Hannah Herbst, la joven dispuesta a revolucionar la ciencia

Esta estadounidense creó con 14 años, una turbina para llevar electricidad a pueblos subdesarrollados. Ahora, con 19, propone nuevas vendas inspiradas en las características de la piel de tiburón.

Hannah Herbst, en la celebración de 2016 White House Science Fair, con 16 años.

Hannah Herbst nació en Florida en el año 2000. En un principio, su sueño era dedicarse a la interpretación, pero pocos podrían decir que con tan solo 19 años atesoraría galardones como el de Mejor Científica joven de Estados Unidos (2015) o que su nombre aparecería en la lista Forbes 2018 de los 30 jóvenes menores de 30 más destacados del país.

Tres acontecimientos principales en la vida de Herbst provocaron que el rumbo hacia su carrera de actriz cambiase radicalmente de dirección para dedicarse al mundo de la ciencia.
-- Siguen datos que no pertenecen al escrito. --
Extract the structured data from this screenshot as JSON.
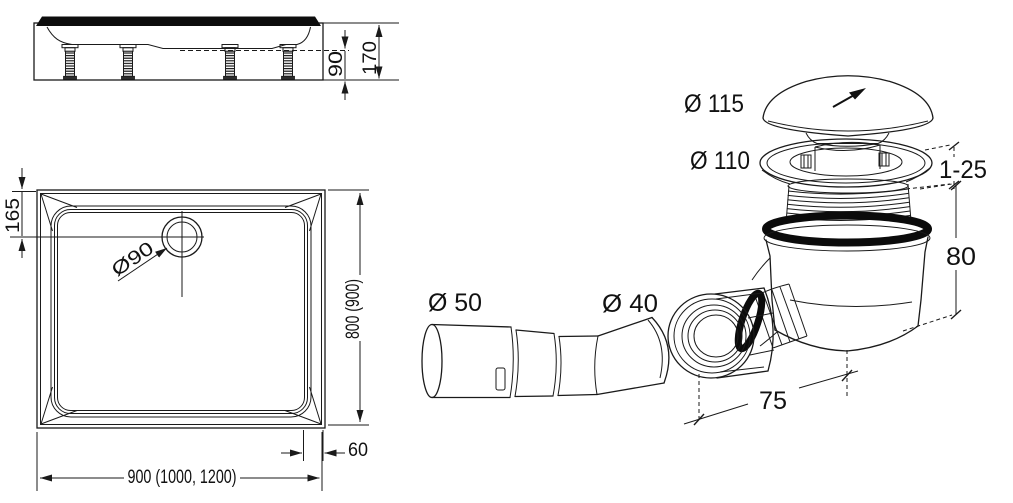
{
  "page": {
    "background": "#ffffff"
  },
  "drawing": {
    "line_color": "#1a1a1a",
    "text_color": "#111111",
    "side_view": {
      "dim_basin_height": "90",
      "dim_total_height": "170"
    },
    "top_view": {
      "dim_drain_center_offset": "165",
      "dim_drain_hole": "Ø90",
      "dim_length": "800 (900)",
      "dim_rim_width": "60",
      "dim_width": "900 (1000, 1200)"
    },
    "drain_assembly": {
      "dim_cap": "Ø 115",
      "dim_flange": "Ø 110",
      "dim_clamp_range": "1-25",
      "dim_body_height": "80",
      "dim_outlet_length": "75",
      "dim_adapter_outer": "Ø 50",
      "dim_adapter_inner": "Ø 40"
    }
  }
}
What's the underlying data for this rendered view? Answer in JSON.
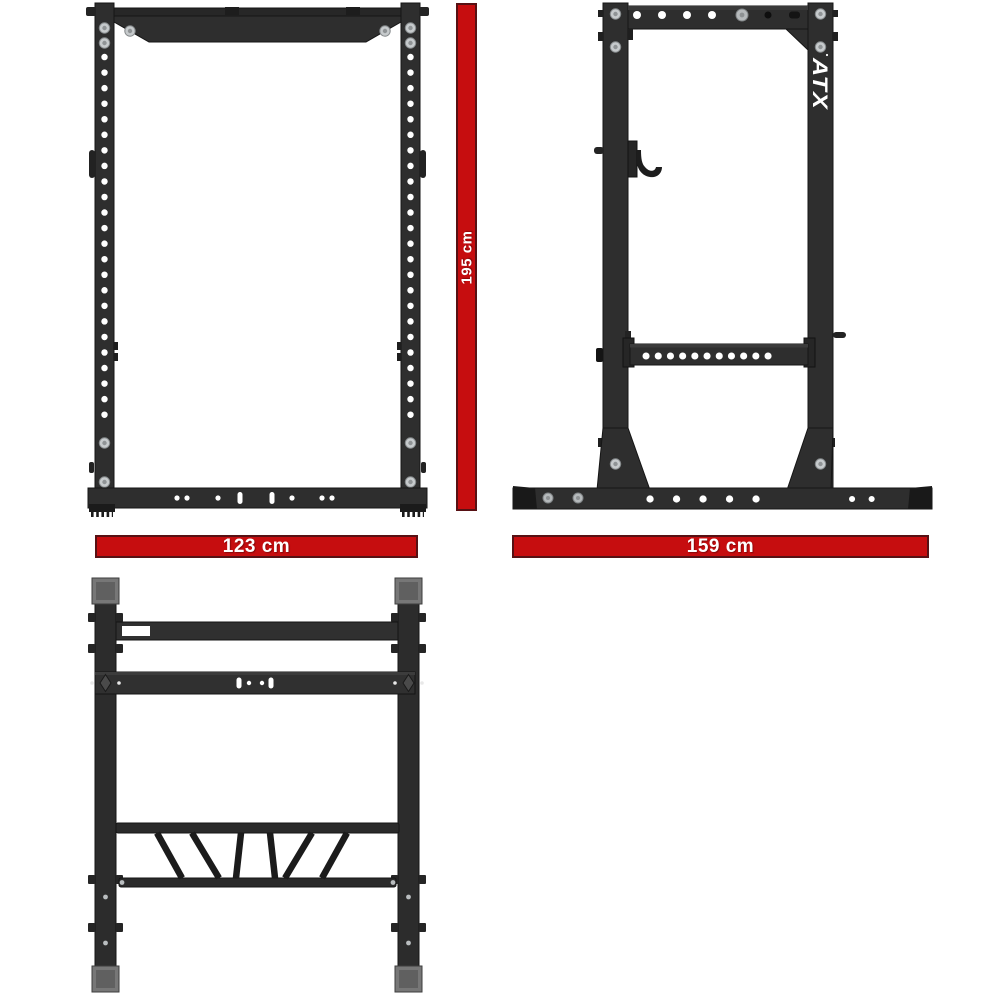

El primero fue con 13 años, cuando sus padres la apuntaron a un campamento de robótica para probar otras cosas antes de dedicarse definitivamente a la interpretación. Herbst comenzó a sentir cierto atractivo en esas actividades y a matricularse de manera constante en cursos de ingeniería e investigación.

Uno de los grandes pilares de la vida de Herbst es su fe («Dios me ha hecho sentir que debo ayudar a otras personas») esta la llevó al segundo acontecimiento. En su comunidad cristiana en la localidad de Boca Raton (Florida) tienen un programa que pone en contanto a niños estadounidenses con niños de países subdesarrollados. Así, Herbst pudo conocer a Ruth, una chica de Eritrea con la que se hablaba por cartas. En esas conversaciones, Ruth contaba a Hannah que no tenían electricidad en su pueblo y ahí es cuando la joven estadounidense sintió la necesidad de arreglar aquello.

Gracias a un programa de ingeniería del que formaba parte, pudo descubrir que había barcos que se movían gracias a la energía del agua. Se preguntó que si aquello funcionaba para barcos podría funcionar también para generar electricidad. Así con ayuda de sus mentores científicos pudo trabajar en el proyecto, y con 14 años creó Beacon (siglas en inglés para llevando acceso eléctrico a ciudades a través de energía oceánica): una turbina que al surmergirse en el agua transforma las olas del mar en energía eléctrica gracias a un generador. Desde entonces, Herbst trata de comercializar Beacon, pero es un proceso de reiterada negación por los trámites burocráticos.

El tercer acontecimiento de este cambio en la vida de Hannah Herbst ocurrió el año pasado, cuando su padre fue diagnosticado de cáncer. Durante el posoperatorio, la herida se infectó, fue entonces cuando Herbst se preguntó cómo podía ocurrir aquello en un país tan desarrollado y con tantos recursos como Estados Unidos. Su mente comenzó a maquinar de nuevo y relacionó las propiedades de los tiburones, que estaba estudiando en ese momento con su grupo de ciencias, para crear unas vendas inspiradas en la piel de estos animales. Son  antibacterianas debido a que están construidas con PDMS, característica de estos mamíferos acuáticos (el polidimetilsiloxano es una especie de membrana transparente e inerte en la que no se pueden crear bacterias como ocurre con el agua) y además son reutilizables. Ahora, acaba de crear la compañía Tiburones Technologies -aún a espera de una patente, saldrá en 2020- con la intención de comercializar las vendas por todo el mundo.